Addressing each customer individually

Benefits and risks of big data in retail

Picture: Big Data; copyright: panthermedia.net/weerapat kiatdumrong

© panthermedia.net/weerapat kiatdumrong

05/04/2015

It wasn’t that long ago when a simple excel worksheet was enough to manage most of the accrued data in retail. Today, this is no longer the case. Customer loyalty programs, mobile apps, and online ordering data are just some of the data sources retailers can use today to gain new insights into nearly every aspect of their business. “Big data” is the big buzzword here.
Simply put, big data is nothing other than the collection, processing and evaluation of huge amounts of data. Many retailers already successfully use these methods to manage the flow of goods with RFID chips for example or to integrate cashless payment systems into their stores.

According to the Lünendonk GmbH, next to the banking sector, retail is one of the industry sectors that use business intelligence solutions for data management and analysis most often, since large amounts of data about customers and products are generated in retail every day. With such large amounts of data being consolidated and analyzed, almost any business process can be optimized – from range of products to price all the way to the customer approach.

All data sources should be utilized

However, this is not just about a company’s own data from loyalty programs for instance – customers also discuss products, brands and retailers in social networks. The customer also leaves a “data trail“ on the Internet with searches, product and price comparisons, purchases and comments, which is worth analyzing. When all available data is used correctly, retail is able to find out what products should be offered to which customers when and through which channel.

Never before did customers have as many options as they have today – for almost any desired product, customers have a choice between products by a number of online and brick-and-mortar retailers to purchase the specific product. This is why it is essential for the individual retailer to understand customer needs and respond quickly to changes. When used correctly, big data provides retailers with clear advantages in terms of the speed and accuracy with which the retailer is able to respond to customer wishes.
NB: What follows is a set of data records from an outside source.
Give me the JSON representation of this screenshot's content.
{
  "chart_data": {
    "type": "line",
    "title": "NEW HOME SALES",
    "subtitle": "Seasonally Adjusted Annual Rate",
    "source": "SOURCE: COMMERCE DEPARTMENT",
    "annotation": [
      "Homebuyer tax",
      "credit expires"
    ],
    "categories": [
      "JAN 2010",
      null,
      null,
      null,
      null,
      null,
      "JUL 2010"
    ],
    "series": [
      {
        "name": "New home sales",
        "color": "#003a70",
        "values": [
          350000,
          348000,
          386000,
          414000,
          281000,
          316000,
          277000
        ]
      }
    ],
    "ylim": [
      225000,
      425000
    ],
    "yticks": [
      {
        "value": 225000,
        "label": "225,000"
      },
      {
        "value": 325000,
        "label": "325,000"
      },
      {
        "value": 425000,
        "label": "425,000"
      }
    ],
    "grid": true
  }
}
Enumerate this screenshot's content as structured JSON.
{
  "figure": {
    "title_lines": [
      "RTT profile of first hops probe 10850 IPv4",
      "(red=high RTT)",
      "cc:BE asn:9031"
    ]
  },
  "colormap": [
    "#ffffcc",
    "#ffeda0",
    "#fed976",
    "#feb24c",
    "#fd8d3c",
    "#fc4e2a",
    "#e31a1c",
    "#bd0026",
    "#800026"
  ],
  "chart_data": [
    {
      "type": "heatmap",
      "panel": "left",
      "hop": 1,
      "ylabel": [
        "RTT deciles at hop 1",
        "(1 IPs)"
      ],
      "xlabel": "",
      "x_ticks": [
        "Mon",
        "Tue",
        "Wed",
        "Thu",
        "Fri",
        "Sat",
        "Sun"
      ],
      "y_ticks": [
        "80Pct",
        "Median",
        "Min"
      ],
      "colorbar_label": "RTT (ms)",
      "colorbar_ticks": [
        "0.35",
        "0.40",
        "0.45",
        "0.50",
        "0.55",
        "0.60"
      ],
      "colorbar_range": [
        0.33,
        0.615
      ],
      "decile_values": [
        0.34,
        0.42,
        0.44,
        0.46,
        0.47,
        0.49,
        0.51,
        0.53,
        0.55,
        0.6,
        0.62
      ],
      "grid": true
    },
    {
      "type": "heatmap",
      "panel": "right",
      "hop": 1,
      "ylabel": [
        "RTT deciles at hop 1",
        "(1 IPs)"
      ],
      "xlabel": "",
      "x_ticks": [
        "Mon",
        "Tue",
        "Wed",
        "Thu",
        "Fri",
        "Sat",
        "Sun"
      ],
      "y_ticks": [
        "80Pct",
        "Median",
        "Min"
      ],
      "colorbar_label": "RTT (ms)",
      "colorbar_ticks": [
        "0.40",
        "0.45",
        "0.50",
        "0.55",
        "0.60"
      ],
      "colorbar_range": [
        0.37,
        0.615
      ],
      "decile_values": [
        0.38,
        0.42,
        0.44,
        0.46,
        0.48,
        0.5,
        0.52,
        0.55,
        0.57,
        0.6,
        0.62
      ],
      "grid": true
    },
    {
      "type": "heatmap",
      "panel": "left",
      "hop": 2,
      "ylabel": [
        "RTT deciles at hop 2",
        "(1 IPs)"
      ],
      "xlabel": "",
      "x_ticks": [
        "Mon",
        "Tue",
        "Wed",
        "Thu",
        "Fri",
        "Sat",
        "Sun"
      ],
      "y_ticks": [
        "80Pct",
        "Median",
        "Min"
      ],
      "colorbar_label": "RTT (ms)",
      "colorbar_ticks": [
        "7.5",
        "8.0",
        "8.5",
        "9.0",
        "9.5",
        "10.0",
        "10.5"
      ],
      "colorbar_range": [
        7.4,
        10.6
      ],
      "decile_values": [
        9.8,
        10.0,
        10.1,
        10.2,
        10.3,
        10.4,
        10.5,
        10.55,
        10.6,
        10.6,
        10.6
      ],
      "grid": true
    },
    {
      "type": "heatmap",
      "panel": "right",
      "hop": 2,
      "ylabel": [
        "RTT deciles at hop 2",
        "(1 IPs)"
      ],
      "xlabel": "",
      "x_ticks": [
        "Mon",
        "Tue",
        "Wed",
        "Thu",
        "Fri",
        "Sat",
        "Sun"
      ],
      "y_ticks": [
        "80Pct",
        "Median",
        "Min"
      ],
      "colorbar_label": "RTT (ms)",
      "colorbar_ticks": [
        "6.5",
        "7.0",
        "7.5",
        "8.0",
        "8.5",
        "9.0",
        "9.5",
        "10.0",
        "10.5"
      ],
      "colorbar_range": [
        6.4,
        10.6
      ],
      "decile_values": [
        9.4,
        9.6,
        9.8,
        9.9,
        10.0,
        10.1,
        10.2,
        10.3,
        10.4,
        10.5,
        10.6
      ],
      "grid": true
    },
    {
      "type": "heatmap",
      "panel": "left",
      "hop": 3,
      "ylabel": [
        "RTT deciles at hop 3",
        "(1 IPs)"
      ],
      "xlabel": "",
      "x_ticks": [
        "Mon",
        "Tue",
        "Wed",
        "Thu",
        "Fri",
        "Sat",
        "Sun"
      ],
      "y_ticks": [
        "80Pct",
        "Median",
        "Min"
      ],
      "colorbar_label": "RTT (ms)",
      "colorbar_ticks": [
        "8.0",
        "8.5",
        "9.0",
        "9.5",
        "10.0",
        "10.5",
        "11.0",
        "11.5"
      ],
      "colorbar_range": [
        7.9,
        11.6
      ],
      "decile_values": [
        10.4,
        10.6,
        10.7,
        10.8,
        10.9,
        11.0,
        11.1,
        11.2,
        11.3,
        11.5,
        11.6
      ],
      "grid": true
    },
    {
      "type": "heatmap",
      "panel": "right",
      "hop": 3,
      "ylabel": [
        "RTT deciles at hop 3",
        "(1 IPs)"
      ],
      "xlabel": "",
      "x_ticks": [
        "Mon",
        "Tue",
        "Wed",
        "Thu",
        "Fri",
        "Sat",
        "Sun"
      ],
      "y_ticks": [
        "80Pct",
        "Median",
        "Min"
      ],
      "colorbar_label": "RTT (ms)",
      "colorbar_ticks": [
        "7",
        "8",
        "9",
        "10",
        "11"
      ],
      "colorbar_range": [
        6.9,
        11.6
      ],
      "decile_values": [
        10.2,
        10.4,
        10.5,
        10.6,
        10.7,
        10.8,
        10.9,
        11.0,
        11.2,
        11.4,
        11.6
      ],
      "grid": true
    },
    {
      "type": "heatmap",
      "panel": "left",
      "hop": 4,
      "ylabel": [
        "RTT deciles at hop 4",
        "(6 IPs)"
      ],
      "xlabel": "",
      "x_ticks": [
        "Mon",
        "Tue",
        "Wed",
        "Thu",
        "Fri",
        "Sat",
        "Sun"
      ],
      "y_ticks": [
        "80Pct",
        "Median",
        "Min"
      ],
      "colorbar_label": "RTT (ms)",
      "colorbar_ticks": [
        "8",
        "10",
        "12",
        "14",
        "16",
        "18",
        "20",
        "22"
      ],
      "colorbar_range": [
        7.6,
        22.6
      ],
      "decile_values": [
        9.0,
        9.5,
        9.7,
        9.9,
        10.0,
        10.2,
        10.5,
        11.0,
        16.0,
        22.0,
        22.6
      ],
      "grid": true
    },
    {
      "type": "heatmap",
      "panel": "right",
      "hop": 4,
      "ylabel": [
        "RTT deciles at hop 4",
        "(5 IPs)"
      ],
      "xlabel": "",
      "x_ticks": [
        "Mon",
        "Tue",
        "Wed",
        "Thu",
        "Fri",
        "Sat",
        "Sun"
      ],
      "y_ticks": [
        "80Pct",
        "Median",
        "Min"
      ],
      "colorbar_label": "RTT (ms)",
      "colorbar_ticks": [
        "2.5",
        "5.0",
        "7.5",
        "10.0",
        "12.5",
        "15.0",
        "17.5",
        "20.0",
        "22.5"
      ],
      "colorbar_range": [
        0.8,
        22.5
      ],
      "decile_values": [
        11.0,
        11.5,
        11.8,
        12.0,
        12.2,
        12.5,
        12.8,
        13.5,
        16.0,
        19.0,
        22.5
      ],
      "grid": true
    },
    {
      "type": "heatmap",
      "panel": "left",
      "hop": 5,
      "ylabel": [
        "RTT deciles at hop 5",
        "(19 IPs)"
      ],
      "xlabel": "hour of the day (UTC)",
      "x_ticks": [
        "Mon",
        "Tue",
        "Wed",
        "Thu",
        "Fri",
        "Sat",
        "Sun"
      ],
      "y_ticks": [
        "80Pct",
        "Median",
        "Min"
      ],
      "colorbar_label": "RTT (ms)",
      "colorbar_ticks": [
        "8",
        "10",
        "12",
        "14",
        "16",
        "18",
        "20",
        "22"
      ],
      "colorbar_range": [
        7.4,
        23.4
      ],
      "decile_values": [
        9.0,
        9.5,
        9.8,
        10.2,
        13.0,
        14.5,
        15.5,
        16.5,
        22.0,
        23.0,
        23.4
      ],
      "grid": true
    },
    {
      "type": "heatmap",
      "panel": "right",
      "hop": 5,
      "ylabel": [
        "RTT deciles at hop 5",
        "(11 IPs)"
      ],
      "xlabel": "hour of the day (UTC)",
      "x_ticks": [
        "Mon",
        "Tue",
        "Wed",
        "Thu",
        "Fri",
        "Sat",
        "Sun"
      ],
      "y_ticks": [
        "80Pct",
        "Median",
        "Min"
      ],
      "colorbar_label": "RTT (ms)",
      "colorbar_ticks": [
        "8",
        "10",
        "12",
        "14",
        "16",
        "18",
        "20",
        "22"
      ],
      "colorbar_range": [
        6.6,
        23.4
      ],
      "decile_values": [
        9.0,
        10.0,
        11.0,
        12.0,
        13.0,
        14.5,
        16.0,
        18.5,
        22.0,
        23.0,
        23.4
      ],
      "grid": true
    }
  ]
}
Big data helps in implementing multichannel concepts

The analysis of sales data, complaints and returns, but also public customer reviews on the Internet and comments in social networks help to assess customers and their desires. Ecommerce in particular can also let retailers tap into cross-selling potential – such as Amazon’s recommendation feature for example. Yet brick-and-mortar retail can also optimize its range of products and product positioning in the store by using a comprehensive data analysis for instance. Technologies such as in-store video analysis or Smartphone tracking via Wi-Fi deliver retailers accurate insights into important factors such as customer frequency in front and inside the store, customer movement patterns and length of stay to look at specific products. Just like in online retail, brick-and-mortar retailers can subsequently measure conversion rates for instance.

These are clear advantages, especially for smaller retailers, agrees Alexander Reschke, CMO of Webdata Solutions. “We have noticed for some time now that brick-and-mortar and multichannel retailers are also increasingly interested in utilizing big data. Many small brick-and-mortar retailers now realize that they cannot do without an online strategy if they want to continue to be successful on the market. Intelligent data analysis helps them to close these gaps and successfully position themselves online“, says Reschke in an interview with EuroCIS.com.
Picture: Daniel Simon; copyright: Quadress GmbH

„Big Data does not mean Big Brother“ says dialogue marketing expert Daniel Simon. © Quadress GmbH

Customer benefit is essential for acceptance

This way, retail receives a multitude of useable data on buying behavior, special interests or the individual customer’s preferred channels. “Generally, however, we only collect data whose benefit the customer is able to understand. You should never collect data you would need to keep secret from the customer,“ emphasizes Axel Jahn, Managing Director of Netpioneer, in our current interview.

In Germany, in particular, customers are very sensitive when it comes to protecting their personal data. However, if retailers are able to make them understand the advantages in the form of custom sales and quick services processes, most customers gladly provide their data. What’s crucial for acceptance is open and honest communication on what exactly happens with the data and how it is being used.

If you want to utilize big data in Germany, you must not ignore data privacy, believes Daniel Simon from the Quadress agency, a specialist in evaluating and analyzing huge amounts of data: “The heated debate Facebook triggered with the current change of its terms and conditions shows how sensitive and uncertain many German consumers are when it comes to this subject. Big data is mentioned in the same breath as ‘surveillance society’, ’NSA scandal’ and ‘Big Brother’.“

This is one fear retailers need to dispel, because the advantages for them are obvious. “Big data is neither good nor bad. Initially, it is neutral data that – if analyzed correctly - illustrates processes, makes decisions easier and primarily increases efficiency in marketing and communication,“ Simon points out.

Individualization makes a big difference in the customer approach

The applications of big data are also multifaceted. Data analysis doesn’t just optimize internal workflows and processes. At the same time, big data enables a much stronger individualization in the customer approach. Marketing, sales and products can be tailored to targeted customer segments or even individual customers. And once customers believe that the retailer truly knows and understands their needs, they will come back again to buy – whether it’s online or offline.